This beautiful 90 million year old ichthyosaur was discovered in a quarry at Thorney in Somerset around 1850, by the ancestors of Julian Temperley, a cider brandy maker. It was dug up again recently in the family’s garden.
Mr Temperley (pictured) said that his ancestors had buried it again, because they were god-fearing men who worried that it might disprove the Bible. An image of it will be used on bottles of 20 year-old cider brandy. It’s a brilliant story.
I’d only add one thing; it’s true that the existence of prehistoric life wasn’t common knowledge before Darwin’s Origin of Species was published in 1856. But just over the border in Dorset, Mary Anning, had been discovering similar fossils from 1811, when she found her first ichthyosaur with her brother Joseph, until her death in 1847. Mary recognised them as extinct animals, and her correspondence with scientists like Baron Cuvier (who contradicted her, and had to back down) meant that her work was one of the building blocks of paleontology. Her friend the geologist Sir Henry de la Beche published her reconstruction of the Jurassic Coast as Durior Antiquor ‘Primeval Dorset’in 1830. So much has changed in how we now think dinosaurs looked and lived, but Mary Anning’s view of marine reptiles still holds up extremely well today.

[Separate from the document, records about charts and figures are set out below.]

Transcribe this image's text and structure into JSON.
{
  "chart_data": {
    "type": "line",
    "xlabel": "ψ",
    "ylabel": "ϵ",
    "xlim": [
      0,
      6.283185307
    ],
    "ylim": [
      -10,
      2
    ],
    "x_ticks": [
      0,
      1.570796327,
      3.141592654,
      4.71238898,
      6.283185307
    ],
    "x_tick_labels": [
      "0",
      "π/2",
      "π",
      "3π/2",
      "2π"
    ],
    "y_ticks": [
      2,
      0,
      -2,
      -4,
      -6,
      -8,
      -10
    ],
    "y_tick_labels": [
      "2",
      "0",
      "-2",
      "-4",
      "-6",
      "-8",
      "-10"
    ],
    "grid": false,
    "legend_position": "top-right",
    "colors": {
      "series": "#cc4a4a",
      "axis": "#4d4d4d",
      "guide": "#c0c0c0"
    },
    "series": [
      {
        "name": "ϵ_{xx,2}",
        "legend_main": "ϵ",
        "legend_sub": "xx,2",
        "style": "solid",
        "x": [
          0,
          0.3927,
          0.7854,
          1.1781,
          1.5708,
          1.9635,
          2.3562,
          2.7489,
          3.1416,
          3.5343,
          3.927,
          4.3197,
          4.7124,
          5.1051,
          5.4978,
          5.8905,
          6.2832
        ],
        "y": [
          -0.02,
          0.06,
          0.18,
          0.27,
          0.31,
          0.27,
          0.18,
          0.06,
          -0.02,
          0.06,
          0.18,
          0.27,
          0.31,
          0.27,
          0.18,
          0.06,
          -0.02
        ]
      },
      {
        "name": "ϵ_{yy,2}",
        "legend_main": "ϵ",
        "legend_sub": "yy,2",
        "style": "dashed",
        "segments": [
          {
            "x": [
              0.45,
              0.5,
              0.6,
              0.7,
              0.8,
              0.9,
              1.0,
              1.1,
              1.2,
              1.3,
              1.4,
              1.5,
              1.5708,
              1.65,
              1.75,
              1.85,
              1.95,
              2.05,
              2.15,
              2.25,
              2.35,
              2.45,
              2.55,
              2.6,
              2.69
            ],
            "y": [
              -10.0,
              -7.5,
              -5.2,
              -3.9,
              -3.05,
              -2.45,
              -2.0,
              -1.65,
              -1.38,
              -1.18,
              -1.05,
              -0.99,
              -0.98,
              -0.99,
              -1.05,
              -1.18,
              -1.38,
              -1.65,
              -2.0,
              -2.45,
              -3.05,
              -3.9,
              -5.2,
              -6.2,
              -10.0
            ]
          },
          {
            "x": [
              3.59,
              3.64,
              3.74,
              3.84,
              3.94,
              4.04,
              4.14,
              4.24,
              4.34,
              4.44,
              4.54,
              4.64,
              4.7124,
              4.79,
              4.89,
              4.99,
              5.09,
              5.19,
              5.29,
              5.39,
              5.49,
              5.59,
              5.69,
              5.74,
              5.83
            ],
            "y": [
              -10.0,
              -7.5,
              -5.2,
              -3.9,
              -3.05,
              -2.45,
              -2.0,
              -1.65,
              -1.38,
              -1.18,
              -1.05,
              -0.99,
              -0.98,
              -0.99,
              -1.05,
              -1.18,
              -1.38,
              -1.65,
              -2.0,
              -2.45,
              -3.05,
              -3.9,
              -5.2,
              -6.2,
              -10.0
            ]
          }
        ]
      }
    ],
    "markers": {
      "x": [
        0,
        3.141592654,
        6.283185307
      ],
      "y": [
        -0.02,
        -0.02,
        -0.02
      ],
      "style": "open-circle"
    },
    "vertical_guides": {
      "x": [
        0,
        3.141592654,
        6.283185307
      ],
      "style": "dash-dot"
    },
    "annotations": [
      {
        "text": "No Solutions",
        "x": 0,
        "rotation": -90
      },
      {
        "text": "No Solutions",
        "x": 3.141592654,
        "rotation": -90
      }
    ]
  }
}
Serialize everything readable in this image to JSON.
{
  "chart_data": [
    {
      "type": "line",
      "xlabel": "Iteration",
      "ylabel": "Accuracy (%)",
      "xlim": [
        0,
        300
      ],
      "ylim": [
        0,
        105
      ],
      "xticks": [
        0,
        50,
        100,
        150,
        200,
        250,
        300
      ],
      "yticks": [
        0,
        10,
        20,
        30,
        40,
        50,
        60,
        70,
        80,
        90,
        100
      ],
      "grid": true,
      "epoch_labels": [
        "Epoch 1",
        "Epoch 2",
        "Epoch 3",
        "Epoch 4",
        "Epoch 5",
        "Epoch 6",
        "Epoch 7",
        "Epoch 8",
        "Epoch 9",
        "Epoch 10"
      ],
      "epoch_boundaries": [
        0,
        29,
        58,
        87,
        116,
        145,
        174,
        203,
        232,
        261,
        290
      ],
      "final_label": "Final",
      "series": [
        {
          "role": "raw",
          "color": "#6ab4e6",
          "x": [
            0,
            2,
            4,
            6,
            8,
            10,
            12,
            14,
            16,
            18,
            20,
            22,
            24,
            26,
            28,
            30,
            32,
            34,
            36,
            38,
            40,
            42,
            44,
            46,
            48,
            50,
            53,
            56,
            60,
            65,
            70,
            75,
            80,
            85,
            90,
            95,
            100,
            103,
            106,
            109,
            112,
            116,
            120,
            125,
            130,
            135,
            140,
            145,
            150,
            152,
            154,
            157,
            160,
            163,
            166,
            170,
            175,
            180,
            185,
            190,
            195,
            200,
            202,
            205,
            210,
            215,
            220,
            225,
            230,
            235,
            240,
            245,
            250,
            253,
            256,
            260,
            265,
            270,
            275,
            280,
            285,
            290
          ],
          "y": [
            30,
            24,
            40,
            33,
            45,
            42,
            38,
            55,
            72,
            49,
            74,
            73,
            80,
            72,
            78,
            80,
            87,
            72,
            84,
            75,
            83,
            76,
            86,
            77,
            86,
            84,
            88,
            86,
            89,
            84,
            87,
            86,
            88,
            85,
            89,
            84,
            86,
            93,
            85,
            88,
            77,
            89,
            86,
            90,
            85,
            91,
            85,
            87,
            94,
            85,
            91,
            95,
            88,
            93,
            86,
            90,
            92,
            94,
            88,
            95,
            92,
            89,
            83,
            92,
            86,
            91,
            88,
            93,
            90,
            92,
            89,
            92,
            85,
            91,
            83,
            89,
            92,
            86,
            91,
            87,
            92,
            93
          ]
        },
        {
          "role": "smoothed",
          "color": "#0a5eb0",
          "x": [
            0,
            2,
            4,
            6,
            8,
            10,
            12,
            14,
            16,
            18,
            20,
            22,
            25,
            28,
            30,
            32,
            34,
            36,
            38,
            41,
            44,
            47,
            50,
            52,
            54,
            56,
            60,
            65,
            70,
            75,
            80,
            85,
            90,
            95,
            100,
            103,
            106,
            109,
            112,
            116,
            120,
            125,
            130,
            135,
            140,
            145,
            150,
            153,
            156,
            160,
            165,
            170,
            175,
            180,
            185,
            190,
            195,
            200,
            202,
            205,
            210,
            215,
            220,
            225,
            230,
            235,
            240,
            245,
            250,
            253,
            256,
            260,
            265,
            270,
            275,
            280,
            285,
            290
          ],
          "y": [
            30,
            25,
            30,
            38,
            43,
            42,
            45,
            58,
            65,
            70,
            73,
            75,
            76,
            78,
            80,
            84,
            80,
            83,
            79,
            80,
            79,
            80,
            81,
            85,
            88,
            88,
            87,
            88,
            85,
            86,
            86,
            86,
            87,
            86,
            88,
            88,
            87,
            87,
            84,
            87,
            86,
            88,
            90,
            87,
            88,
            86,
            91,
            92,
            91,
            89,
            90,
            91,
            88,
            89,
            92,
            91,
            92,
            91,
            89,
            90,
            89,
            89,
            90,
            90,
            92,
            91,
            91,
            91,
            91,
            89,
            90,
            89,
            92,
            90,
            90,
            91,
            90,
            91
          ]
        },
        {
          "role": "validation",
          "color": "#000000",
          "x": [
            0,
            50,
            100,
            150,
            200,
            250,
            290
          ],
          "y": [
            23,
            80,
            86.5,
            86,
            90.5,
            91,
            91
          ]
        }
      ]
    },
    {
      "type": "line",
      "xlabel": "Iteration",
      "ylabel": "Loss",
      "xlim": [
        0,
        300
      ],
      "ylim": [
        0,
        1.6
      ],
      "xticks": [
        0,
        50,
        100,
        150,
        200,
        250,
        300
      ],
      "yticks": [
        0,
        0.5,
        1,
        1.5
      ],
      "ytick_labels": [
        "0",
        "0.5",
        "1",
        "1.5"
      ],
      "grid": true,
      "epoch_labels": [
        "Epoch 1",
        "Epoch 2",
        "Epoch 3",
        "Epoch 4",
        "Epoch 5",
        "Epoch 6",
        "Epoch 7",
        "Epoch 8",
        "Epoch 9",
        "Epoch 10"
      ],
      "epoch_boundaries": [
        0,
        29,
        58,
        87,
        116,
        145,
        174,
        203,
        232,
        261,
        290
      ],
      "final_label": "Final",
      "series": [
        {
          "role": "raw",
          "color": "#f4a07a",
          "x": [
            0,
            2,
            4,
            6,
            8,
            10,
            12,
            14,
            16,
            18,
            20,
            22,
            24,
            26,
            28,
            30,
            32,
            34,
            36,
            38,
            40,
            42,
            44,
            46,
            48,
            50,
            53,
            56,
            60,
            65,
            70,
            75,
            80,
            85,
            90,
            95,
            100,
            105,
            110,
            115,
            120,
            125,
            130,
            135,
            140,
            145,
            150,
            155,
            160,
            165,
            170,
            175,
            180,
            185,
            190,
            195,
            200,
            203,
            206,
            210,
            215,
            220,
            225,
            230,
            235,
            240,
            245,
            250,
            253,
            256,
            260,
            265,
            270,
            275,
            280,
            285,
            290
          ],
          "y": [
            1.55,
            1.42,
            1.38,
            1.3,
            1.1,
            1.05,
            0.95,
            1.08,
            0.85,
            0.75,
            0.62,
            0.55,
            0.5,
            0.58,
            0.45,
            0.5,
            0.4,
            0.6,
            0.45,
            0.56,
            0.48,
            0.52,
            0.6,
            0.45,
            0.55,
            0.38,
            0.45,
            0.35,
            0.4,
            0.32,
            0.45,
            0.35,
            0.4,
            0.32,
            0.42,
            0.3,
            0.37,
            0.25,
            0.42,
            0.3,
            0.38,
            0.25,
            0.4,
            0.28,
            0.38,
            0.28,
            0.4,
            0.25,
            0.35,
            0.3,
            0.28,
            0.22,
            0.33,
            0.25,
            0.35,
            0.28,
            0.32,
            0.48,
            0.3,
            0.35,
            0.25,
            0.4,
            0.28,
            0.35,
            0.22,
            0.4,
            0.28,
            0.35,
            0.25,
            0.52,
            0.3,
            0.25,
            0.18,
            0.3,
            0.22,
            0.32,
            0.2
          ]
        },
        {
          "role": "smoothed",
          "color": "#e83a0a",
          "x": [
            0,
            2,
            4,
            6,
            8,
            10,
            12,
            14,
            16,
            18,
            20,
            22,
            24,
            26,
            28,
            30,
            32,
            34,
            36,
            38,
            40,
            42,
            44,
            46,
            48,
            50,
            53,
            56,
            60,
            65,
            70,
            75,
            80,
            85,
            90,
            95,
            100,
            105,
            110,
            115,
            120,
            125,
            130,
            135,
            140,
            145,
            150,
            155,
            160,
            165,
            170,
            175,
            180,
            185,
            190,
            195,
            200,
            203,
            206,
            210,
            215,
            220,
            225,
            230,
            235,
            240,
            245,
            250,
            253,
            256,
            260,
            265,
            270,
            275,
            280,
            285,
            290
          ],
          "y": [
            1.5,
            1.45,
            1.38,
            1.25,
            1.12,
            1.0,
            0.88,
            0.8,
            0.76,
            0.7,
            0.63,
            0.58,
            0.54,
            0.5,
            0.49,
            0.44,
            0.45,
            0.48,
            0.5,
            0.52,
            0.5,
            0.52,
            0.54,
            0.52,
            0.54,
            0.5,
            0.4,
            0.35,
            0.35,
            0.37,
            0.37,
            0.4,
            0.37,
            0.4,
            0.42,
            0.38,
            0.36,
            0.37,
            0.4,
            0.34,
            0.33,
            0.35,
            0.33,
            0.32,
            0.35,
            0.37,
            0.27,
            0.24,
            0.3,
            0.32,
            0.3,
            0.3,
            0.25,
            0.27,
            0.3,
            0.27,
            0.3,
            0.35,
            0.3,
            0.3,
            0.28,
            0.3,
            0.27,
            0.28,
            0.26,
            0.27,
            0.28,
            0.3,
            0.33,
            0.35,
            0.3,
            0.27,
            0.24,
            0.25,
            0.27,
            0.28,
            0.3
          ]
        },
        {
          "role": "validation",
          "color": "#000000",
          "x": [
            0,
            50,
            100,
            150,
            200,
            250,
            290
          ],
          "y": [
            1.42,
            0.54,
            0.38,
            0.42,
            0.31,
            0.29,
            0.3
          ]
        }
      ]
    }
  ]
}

(c) British Museum of Natural History
The Natural History Museum reminds us that Mary Anning was ‘the unsung hero of fossil discovery.‘ Very sadly, the credit for her discoveries was often pirated by the (male) scientific bigwigs who published them. All the more credit to those such as De la Beche and Charles Dickens who appreciated her. It’s said that the tongue-twister ‘She sells seashells’ is about her. More concretely, I once saw on Ebay an 1840s bisque porcelain Mary Anning ‘nodder’ – a wobble-headed figurine exactly like something from a giftshop – so she must’ve had a cult status by the end of her life.
Elsewhere, with thanks to the reader who sent it to me, Sworder’s Auctioneer’s are having a sale of paintings by Sir Cedric Lockwood Morris, the painter and plantsman who founded the East Anglian School of Painting and Drawing at Benton End in Suffolk with his partner Arthur Lett-Haines.
(c) Sworder’s Auctioneers
I wrote about the Benton End School a while back. At the time I knew nothing about it, except that Joan Warburton, Lucian Freud, and Barbara Gilligan went there. I’ve become very fond of it since then, so I was very happy to read that the seller is going to give part of the proceeds from the sale of paintings like Morris’s Foxgloves and Warburton’s Freudlike portrait of Morris to Benton End,
(c) Sworder’s Auctioneers/Estate of Joan Warburton
which is being turned into a school for painters and gardeners by the Benton End House and Garden Trust.
(c) Sworder’s Auctioneers/Estate of Sir Cedric Morris
Barbara Pinchbeck, the driving force behind this brilliant project, was first inspired by a lecture on Cedric Morris given by Philip Mould, an expert on Morris, and it was Philip who told her that Benton End was on the market. That’s wonderful. Being a successful art dealer has many rewards, but few can be as satisfying as this.
There are only two items of news in this house at the moment. Parliament, and the Rugby World Cup. The other night in Westminster reminded me of something Kenneth Clark says at the end of his monolithic TV series, summing up the qualities that he sees as the biochemistry of civilisation; small rooms to think in, the influence of women and – he says – lovingly running his hand over a small Henry Moore on his desk, ‘I believe in politeness.’ Either that, or Mr Speaker will need a red card and a sin-bin.